Among those convicted by Clark’s office include a group of Rikers correction officers who in 2012 beat a Rikers detainee so badly they fractured both eye sockets and other bones in his face. The attack and its cover-up resulted in prison sentences for six officers.
“I hope these sentences will deter those who think a uniform and a badge gives them license to brutalize inmates or cover for officers who do,” Clark said in a statement from the 2016 sentencing.
“These correction officers must now pay the price, as will anyone who commits a crime of violence or corruption on Rikers Island,” she added.
The sizable COBA donations to Clark come at a time when district attorney fundraising is under heightened scrutiny.
Last year, Manhattan District Attorney Cy Vance committed to refuse contributions from lawyers with cases before his office following outrage over campaign contributions from attorneys for media mogul Harvey Weinstein and the Trump family, both targets of investigations.
Staten Island District Attorney Michael McMahon, who like Clark is running unopposed, does not accept contributions from defense lawyers, a spokesperson told THE CITY. McMahon has received no COBA contributions during this campaign, after getting $2,500 in 2015, records show.
Vance followed recommendations of the Columbia University Center for the Advancement of Public Integrity after asking the center to suggest ethical practices for district attorney fundraising.
Among its recommendations: “District attorneys should not accept contributions from individuals who are parties to matters before the office, including defendants and other participants in cases, and targets of investigations.”
Criminal justice reform advocates said Clark’s correction officer contributions pose serious ethical problems.
“There is an obvious conflict of interest when district attorneys accept money from police unions or corrections unions, and all such donations should be rejected and returned,” said Nick Encalada-Malinowski, the civil rights campaign director at VOCAL-NY, an advocacy group for low income New Yorkers.
“It’s DA Clark’s job to prosecute guards at Rikers Island when they commit crimes, and how can she do so with a clear eye when money is involved?”
In one high-profile case before Clark took office, the Bronx DA declined to prosecute anyone connected to the death of Jason Echevarria, who swallowed a ball of soap while in solitary confinement — only to have federal prosecutors step in and win conviction of a captain.
Josh Kelner, an attorney who secured a $3.8 million civil settlement with the city on behalf of Echevarria’s family, called the COBA contributions to Clark “a transparent attempt to curry favor and buy access.”
Kelner continued: “It’s particularly troubling here, because the Department of Correction and the union have been so unwilling to hold their officers accountable for misconduct directed against inmates. The DA’s office is the only potential independent check on corrections officers who abuse their positions, and it’s extremely troubling that COBA is attempting to compromise that independence.”

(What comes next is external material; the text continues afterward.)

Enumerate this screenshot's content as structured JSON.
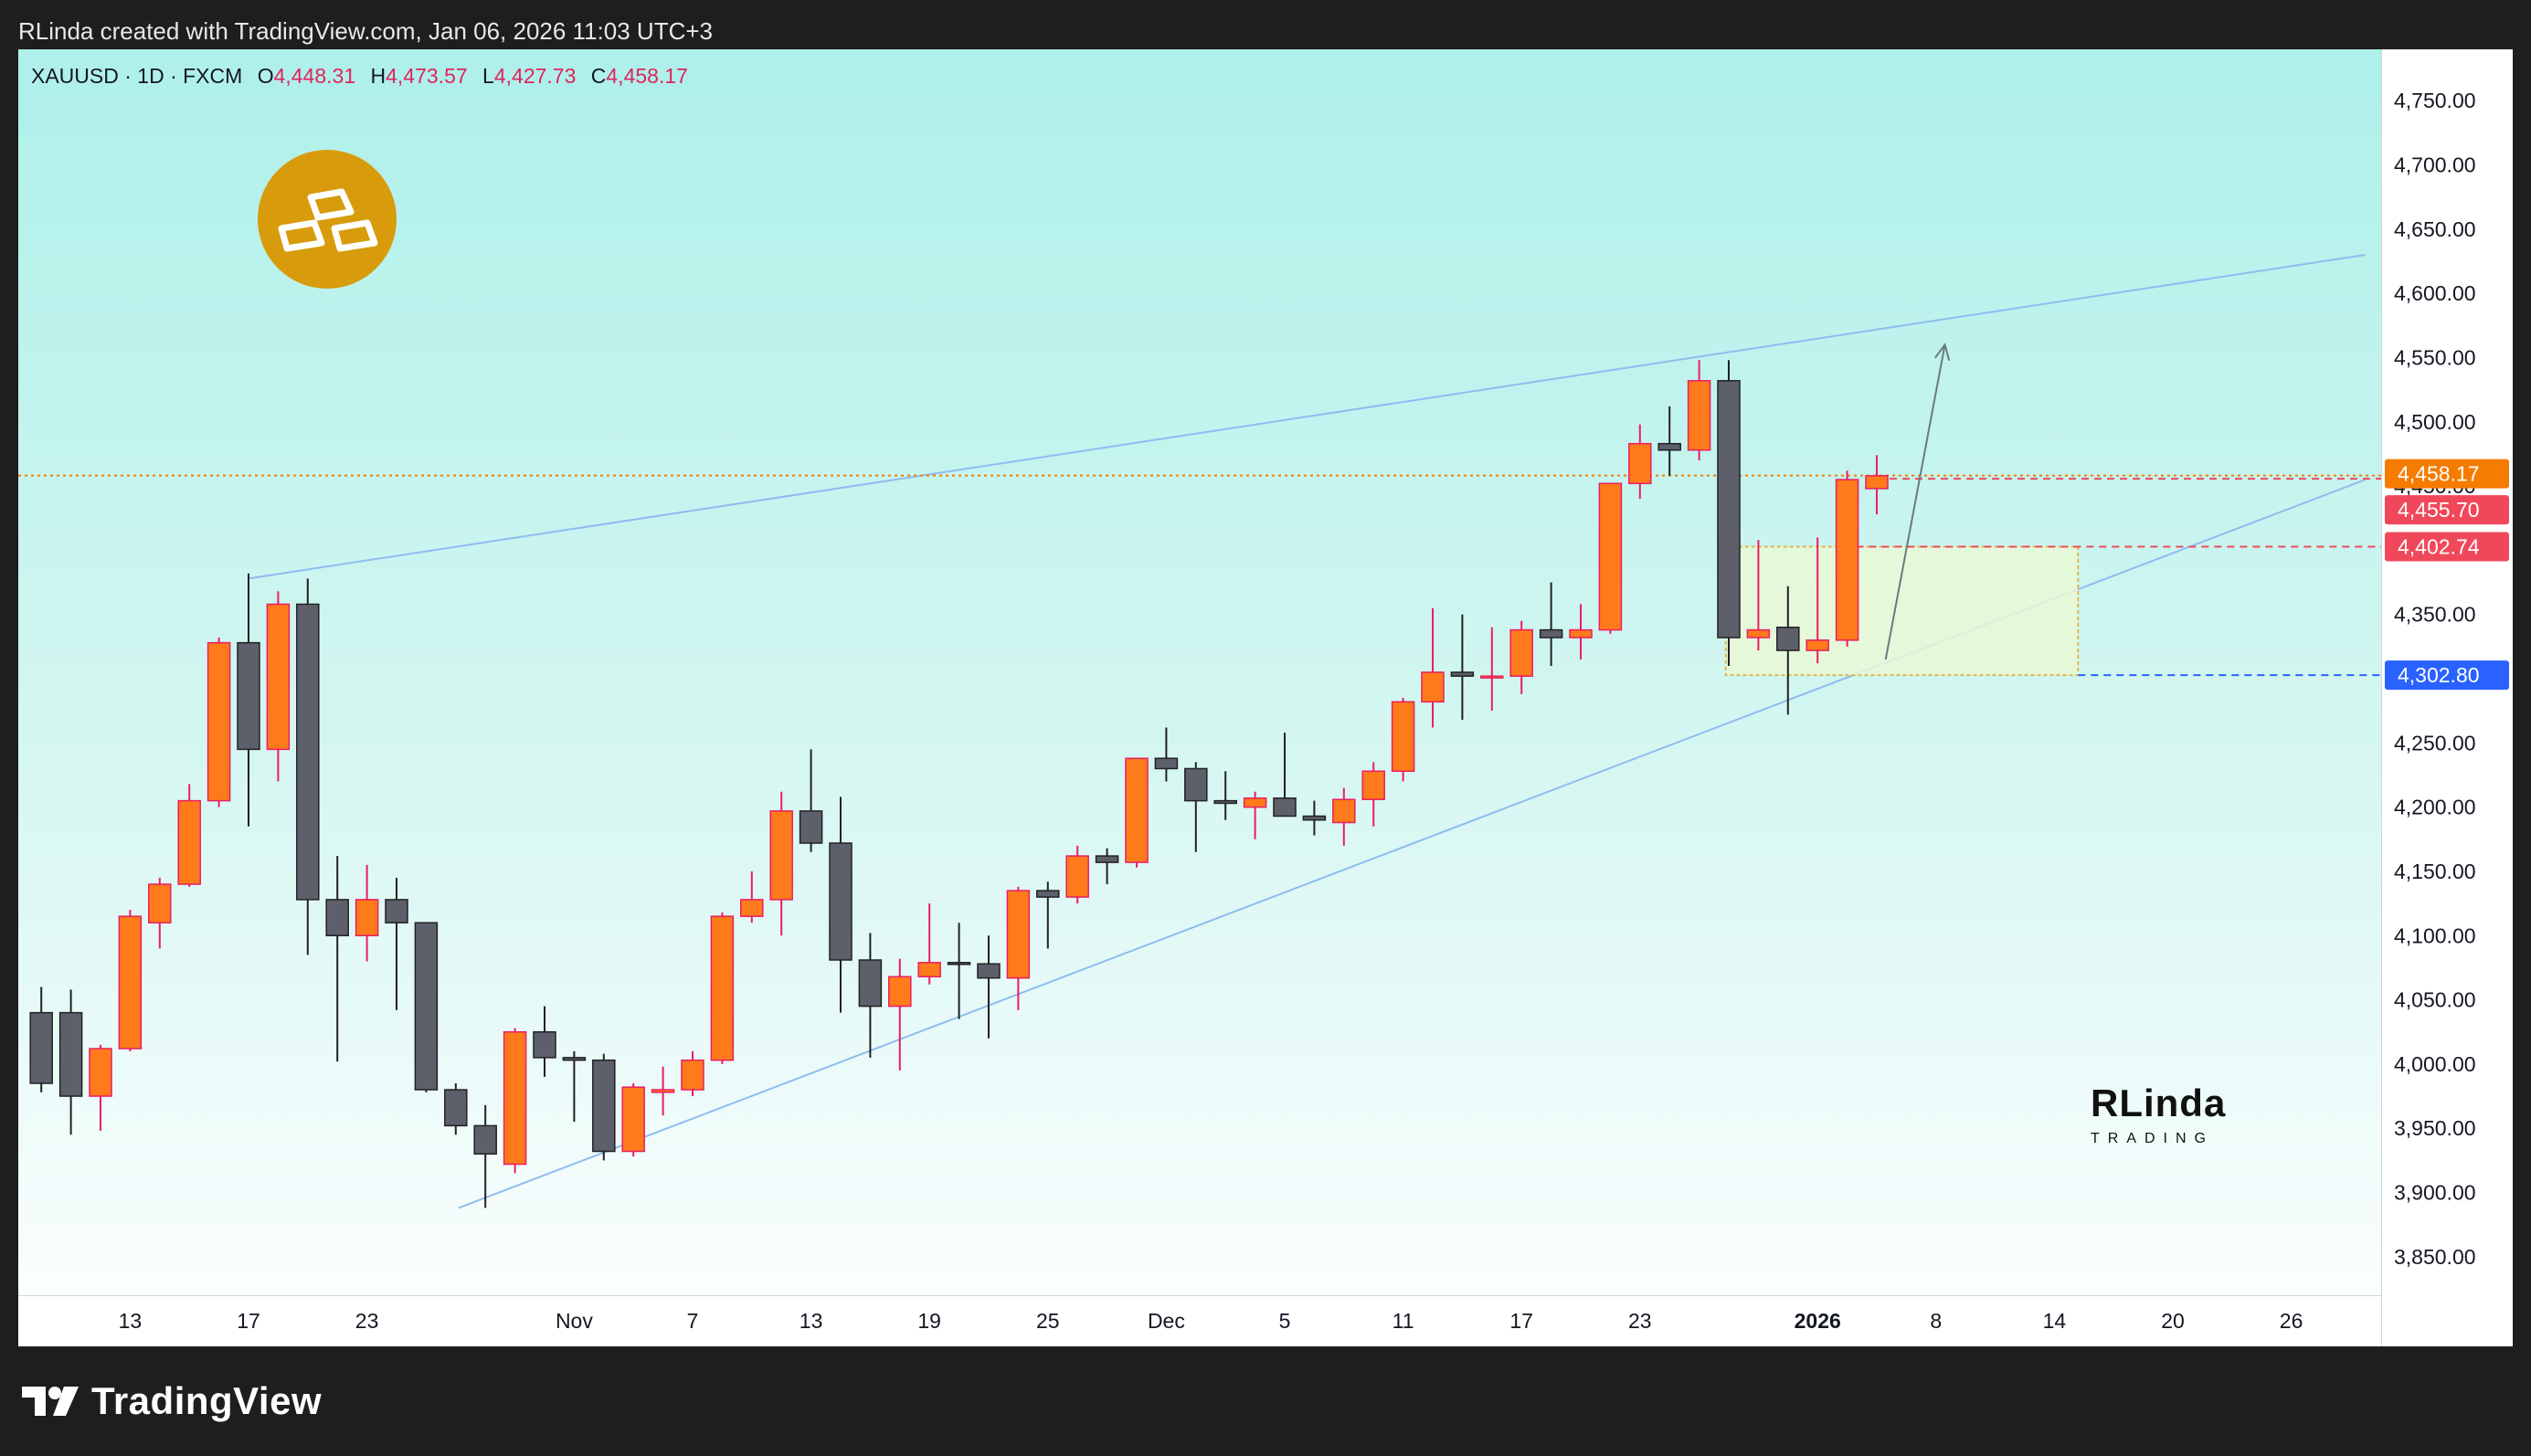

The Nunez monitor found more than 2,000 internal Department of Correction use-of-force discipline cases expired without resolution in the first half of 2019 after an 18-month clock ran out.
Since 2010, COBA has contributed more than $2 million to various candidates and party committees, donating to Republicans and Democrats alike. The Bronx Democratic County Committee’s housekeeping account received roughly $74,500 over the last nine years from the union, making it one of the biggest recipients.
Bronx party leaders handpicked Clark to replace Johnson in September 2015, a move that garnered criticism about her closeness to the party machine.
Johnson waited until after the September primary to announce he was seeking a state Supreme Court position, triggering a state law that allowed county party leaders to name his replacement.
In the Bronx, where Democrats make up more than 76% of active voters, the party’s nomination virtually guarantees a win in the general election.